We conducted similar studies with men who were HIV seropositive but asymptomatic with respect to AIDS and found that those who held positive beliefs about their future were less likely to develop symptoms and decline over a several-year follow-up period. Remarkably, then, positive beliefs are protective against the progression of what was at the time and often continues to be a fatal disease.

But how does this remarkable psychological achievement occur? What converts positive beliefs into biological benefits? We reasoned that optimistic illusions may enable people to cope more successfully with stress and thereby keep physiological and neuroendocrine responses to stress at low levels. Everyone is familiar with the biological changes that occur in response to stress, which include shallow rapid breathing, an increased heart rate, and neuroendocrine changes within the body.

In the short term, such changes are protective. They engage the fight-or-flight response that helps us escape from harm. However, with repeated exposure to stressful events, the biological systems responsible for mounting these protective emergency reactions get overused and may lose their elasticity and ability to respond. Blood pressure, for example, increases in response to stressful events, and with accumulating exposure to such events may permanently increase. The almost inevitable increase in resting blood pressure that accompanies aging is thought to result from the wear and tear exerted on this regulatory system by repeated exposure to stress.

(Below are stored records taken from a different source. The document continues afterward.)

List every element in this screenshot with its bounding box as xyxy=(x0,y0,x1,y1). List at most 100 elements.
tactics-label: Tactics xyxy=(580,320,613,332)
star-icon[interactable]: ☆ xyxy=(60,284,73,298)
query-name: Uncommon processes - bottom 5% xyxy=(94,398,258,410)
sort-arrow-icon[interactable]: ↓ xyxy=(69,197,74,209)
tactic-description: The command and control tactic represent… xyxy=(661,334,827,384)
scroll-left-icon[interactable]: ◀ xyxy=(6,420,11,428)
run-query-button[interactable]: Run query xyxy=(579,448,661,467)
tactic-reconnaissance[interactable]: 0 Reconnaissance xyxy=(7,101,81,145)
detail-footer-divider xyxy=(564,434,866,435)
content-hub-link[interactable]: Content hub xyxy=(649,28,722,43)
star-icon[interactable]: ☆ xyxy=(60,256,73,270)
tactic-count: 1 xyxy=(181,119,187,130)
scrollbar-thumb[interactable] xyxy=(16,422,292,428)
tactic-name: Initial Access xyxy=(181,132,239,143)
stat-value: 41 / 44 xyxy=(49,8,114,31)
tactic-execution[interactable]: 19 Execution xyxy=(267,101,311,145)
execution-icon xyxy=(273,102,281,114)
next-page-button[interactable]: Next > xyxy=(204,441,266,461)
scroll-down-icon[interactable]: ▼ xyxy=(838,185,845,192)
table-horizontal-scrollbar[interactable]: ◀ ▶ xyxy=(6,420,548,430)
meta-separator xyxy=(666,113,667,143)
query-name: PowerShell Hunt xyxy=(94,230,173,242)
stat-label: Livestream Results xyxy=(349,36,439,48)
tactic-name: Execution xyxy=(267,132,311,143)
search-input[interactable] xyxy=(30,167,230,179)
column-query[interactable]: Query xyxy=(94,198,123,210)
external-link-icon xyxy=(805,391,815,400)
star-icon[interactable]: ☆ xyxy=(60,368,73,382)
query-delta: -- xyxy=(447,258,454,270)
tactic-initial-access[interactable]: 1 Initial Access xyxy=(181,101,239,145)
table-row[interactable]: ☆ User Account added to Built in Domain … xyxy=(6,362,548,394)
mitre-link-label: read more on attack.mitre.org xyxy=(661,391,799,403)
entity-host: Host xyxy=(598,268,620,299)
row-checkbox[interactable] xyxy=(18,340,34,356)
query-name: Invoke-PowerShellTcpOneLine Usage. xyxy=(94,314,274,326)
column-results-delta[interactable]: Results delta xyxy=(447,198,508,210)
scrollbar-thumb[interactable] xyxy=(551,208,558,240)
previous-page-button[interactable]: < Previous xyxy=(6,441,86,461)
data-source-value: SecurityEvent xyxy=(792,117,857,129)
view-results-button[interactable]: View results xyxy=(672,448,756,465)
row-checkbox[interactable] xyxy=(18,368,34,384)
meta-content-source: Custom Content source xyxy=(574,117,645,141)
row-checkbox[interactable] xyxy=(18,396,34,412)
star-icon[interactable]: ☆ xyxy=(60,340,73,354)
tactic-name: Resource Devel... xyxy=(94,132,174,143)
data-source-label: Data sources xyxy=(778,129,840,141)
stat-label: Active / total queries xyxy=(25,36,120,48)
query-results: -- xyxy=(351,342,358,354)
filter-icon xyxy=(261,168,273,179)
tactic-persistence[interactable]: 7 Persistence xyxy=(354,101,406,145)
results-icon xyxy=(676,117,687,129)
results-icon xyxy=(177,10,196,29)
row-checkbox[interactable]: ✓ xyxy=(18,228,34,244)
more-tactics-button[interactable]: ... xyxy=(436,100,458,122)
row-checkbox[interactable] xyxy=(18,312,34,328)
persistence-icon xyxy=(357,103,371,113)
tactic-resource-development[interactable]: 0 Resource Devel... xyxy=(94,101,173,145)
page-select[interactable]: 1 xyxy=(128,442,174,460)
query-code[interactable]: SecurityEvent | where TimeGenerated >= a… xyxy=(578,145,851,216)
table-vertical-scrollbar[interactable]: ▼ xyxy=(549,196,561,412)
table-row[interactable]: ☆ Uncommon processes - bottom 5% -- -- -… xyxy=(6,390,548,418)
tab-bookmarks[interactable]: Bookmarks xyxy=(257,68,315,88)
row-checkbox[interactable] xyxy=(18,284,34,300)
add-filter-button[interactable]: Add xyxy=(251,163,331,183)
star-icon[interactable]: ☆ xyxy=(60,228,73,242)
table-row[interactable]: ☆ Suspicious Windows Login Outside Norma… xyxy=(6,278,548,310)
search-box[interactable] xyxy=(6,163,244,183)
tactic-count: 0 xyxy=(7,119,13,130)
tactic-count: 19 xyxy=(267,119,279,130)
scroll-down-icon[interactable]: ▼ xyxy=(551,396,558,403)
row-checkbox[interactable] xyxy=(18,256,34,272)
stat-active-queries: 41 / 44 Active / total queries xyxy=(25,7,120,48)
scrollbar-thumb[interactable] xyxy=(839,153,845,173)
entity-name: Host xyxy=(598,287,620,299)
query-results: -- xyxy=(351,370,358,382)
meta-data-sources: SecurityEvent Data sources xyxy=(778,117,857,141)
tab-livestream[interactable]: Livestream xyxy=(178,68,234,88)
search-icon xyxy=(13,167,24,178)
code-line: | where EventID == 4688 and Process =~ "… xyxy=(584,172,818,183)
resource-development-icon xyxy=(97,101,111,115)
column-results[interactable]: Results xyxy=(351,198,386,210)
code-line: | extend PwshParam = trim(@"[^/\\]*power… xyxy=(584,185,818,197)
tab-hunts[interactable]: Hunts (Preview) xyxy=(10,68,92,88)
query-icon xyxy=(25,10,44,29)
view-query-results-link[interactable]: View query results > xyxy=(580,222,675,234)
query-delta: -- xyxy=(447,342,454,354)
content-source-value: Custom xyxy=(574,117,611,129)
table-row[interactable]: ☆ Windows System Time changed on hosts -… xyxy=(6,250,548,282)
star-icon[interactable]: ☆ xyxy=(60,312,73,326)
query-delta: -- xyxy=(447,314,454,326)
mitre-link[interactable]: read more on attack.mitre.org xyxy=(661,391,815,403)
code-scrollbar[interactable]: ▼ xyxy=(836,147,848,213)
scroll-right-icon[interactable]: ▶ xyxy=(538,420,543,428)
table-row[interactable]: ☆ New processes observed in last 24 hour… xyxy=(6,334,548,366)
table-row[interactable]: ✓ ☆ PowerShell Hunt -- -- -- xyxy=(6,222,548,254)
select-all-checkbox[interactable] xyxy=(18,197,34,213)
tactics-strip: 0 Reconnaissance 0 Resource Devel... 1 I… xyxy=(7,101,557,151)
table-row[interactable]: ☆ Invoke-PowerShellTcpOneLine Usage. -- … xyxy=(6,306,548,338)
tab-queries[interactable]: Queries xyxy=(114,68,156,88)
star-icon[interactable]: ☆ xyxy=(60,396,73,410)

With these observations in mind, one may hypothesize that unrealistically optimistic beliefs are protective of health. Beliefs that the future will be better, that one has the ability to cope with it, and that personal efforts to control stressful events will be successful may enable people to confront the challenges of daily life with tempered biological responses to those events. Over time, the cumulative wear and tear on their biological stress regulatory systems will be less than if they met stressful events head-on, with no psychological buffer.

Our most recent investigations have confirmed this hypothesis. When people with positive illusions are brought into the laboratory to face challenging events, such as giving a speech or computing mental arithmetic, their biological stress responses, in the form of heart rate, blood pressure, and neuroendocrine responses, are lower and remain so throughout the events, compared to those of people who do not hold these positive beliefs.

Science has now taken some of the mystery out of how the mind influences the body, but none of the wonder that such psychological achievements inspire. The ability of human beings to remain hopeful in the face of tragedy is a remarkable psychological achievement. Exploring how the mind imposes meaning on challenging events, and does so in ways that are ultimately adaptive for physical and mental health, is not only scientifically exciting, but also yields great respect for a species that has evolved to the point that it can triumph over many adversities through sheer mental effort.